CHAPITRE XXV
OÙ L'ON
PARLE
DU SECOND
GENRE DE
RÉVÉLATIONS,
OU DES MANIFESTATIONS
DES SECRETS
ET MYSTÈRES CACHÉS.
ON MONTRE
COMMENT ELLES
PEUVENT SERVIR
À L'UNION DIVINE
OU L'EMPÊCHER,
ET COMMENT LE
DÉMON
PEUT ICI TROMPER
LES ÂMES.
Le second
genre de révélations, avons-nous dit, consiste dans la manifestation
des secrets et des mystères cachés. Il peut être de
deux sortes. La première concerne ce que Dieu est en lui-même,
et elle renferme la révélation du mystère de la Très
Sainte Trinité et de l'Unité de Dieu. La seconde concerne
ce que Dieu est dans ses oeuvres, et elle renferme les autres articles
de notre sainte foi catholique et toutes les propositions vraies qui peuvent
en découler explicitement. Les propositions renferment et comprennent
un grand nombre de révélations des prophètes, de promesses
et de menaces divines ainsi que des éléments touchant la
foi qui devaient ou doivent arriver. On peut en outre y ramener beaucoup
d'autres cas particuliers que Dieu révèle ordinairement soit
sur l'univers en général, soit en particulier sur un royaume,
une province, un état, une famille ou une personne déterminée.

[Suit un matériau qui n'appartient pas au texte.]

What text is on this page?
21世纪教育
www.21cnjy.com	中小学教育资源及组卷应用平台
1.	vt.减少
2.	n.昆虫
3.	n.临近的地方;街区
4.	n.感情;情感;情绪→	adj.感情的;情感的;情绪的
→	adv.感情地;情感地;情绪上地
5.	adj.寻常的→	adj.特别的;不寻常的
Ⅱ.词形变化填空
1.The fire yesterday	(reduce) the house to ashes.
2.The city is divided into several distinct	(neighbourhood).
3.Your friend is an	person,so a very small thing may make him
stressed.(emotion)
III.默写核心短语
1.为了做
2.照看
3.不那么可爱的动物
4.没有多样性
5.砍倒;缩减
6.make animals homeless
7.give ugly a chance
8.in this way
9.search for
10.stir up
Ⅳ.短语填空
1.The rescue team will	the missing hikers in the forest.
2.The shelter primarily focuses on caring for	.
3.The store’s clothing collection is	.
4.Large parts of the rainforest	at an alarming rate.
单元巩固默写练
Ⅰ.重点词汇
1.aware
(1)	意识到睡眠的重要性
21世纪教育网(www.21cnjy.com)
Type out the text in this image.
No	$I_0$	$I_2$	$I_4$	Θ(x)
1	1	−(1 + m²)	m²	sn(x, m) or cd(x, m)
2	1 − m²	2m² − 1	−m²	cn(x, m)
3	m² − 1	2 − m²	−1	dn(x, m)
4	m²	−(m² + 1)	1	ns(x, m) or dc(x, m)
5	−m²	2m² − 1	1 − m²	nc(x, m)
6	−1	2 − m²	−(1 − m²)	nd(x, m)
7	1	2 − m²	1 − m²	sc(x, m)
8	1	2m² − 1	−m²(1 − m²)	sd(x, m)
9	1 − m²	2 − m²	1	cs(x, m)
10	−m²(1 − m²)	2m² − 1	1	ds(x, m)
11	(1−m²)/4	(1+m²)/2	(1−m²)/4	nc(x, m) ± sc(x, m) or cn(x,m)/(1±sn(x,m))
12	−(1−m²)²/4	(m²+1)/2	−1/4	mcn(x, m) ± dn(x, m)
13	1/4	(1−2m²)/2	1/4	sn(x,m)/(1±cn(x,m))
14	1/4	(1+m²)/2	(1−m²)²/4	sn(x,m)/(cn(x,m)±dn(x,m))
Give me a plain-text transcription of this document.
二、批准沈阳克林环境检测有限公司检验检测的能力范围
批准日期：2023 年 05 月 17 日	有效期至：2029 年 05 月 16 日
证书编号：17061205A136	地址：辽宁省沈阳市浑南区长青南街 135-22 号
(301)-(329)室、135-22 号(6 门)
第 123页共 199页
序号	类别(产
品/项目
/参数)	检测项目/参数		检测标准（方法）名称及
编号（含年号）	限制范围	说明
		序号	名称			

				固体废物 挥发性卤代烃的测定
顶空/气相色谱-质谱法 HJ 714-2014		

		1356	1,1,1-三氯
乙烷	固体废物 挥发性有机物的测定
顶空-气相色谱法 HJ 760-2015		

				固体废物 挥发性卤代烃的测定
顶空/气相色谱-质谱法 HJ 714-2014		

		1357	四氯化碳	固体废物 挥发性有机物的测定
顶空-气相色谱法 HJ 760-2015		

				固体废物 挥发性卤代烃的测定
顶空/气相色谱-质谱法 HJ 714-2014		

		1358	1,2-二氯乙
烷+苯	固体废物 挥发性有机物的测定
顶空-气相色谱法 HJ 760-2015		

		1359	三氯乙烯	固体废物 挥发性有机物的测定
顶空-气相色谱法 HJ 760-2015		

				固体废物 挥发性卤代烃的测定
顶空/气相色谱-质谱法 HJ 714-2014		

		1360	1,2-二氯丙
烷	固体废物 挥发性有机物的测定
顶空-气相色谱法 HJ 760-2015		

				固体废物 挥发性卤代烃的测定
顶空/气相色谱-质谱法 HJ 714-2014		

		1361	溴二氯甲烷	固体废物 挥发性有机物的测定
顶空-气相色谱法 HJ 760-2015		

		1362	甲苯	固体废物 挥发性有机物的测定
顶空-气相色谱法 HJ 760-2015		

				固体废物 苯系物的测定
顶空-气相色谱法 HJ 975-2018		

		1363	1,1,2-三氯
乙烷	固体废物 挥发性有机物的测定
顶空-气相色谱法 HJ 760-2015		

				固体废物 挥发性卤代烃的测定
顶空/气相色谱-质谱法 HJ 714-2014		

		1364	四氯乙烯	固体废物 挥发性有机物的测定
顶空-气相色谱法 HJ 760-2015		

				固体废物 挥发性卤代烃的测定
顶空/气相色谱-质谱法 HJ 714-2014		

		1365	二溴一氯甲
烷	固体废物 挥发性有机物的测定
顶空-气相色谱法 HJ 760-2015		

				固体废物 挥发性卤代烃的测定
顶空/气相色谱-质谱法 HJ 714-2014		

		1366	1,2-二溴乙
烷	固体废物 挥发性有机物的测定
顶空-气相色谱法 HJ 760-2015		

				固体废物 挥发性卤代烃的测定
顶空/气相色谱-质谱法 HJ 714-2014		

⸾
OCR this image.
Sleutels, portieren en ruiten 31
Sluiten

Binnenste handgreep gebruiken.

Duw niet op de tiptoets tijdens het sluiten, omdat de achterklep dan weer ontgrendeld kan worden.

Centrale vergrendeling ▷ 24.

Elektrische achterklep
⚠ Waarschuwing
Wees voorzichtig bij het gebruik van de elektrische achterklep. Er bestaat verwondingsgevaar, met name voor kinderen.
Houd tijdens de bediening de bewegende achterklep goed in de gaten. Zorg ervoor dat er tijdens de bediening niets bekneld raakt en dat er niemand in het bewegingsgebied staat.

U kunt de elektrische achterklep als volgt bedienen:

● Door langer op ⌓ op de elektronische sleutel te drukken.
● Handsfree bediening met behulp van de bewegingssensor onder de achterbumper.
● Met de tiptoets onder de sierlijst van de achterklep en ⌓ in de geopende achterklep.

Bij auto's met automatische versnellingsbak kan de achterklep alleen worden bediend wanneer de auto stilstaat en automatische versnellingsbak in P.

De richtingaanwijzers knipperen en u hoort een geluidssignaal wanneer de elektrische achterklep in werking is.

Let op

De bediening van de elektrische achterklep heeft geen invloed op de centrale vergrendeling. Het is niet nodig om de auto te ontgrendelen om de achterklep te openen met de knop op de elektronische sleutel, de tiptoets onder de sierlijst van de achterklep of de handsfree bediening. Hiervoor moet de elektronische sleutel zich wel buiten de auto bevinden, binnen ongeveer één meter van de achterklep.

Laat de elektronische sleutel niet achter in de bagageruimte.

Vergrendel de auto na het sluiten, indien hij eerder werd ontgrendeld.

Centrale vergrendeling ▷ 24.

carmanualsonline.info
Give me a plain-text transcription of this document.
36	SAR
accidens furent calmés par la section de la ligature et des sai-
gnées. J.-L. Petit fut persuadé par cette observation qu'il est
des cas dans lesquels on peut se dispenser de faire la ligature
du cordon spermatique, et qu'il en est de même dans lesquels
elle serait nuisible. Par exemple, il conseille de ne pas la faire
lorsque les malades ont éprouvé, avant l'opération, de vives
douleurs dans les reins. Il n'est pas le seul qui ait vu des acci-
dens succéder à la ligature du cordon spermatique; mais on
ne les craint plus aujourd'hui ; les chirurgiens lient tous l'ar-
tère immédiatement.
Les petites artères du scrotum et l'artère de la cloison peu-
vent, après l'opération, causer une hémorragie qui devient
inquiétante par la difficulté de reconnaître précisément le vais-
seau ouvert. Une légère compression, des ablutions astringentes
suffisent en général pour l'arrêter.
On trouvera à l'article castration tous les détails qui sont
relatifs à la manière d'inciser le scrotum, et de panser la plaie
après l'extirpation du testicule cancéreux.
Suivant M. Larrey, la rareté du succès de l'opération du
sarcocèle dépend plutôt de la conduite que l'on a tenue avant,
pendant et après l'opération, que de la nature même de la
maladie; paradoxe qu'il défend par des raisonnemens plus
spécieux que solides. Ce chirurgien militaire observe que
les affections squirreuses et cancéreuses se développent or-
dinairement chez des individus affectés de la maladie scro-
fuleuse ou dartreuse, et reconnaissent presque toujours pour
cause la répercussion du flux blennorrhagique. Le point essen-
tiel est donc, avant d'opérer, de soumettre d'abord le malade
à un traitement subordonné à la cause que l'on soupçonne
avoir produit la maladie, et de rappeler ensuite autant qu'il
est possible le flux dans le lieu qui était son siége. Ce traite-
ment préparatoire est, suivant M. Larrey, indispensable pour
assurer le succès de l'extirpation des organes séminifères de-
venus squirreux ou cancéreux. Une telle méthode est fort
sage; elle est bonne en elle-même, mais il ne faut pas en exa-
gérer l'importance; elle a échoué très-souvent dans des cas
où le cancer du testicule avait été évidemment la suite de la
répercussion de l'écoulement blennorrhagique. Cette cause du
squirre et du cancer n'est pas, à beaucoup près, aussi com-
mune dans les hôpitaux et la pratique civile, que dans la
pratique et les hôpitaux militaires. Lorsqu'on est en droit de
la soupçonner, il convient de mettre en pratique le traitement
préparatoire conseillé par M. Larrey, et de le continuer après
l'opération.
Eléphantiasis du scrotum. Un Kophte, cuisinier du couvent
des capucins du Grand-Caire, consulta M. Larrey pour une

Nos saintes Lettres nous fournissent de nombreux exemples de cette double
révélation. On en rencontre spécialement dans tous
les Prophètes. C'est là un fait tellement clair et obvie
que je ne veux pas m'y arrêter. J'ajoute que ces révélations
ne se font pas seulement par la parole; Dieu les exprime sous une foule
de formes et de moyens: parfois il n'emploie que des paroles; et parfois
il ne se sert que de signes, ou de figures, ou d'images, ou de similitudes;
parfois il use en même temps de paroles et de symboles: c'est ce
que nous voyons dans les Prophètes et spécialement dans l'Apocalypse.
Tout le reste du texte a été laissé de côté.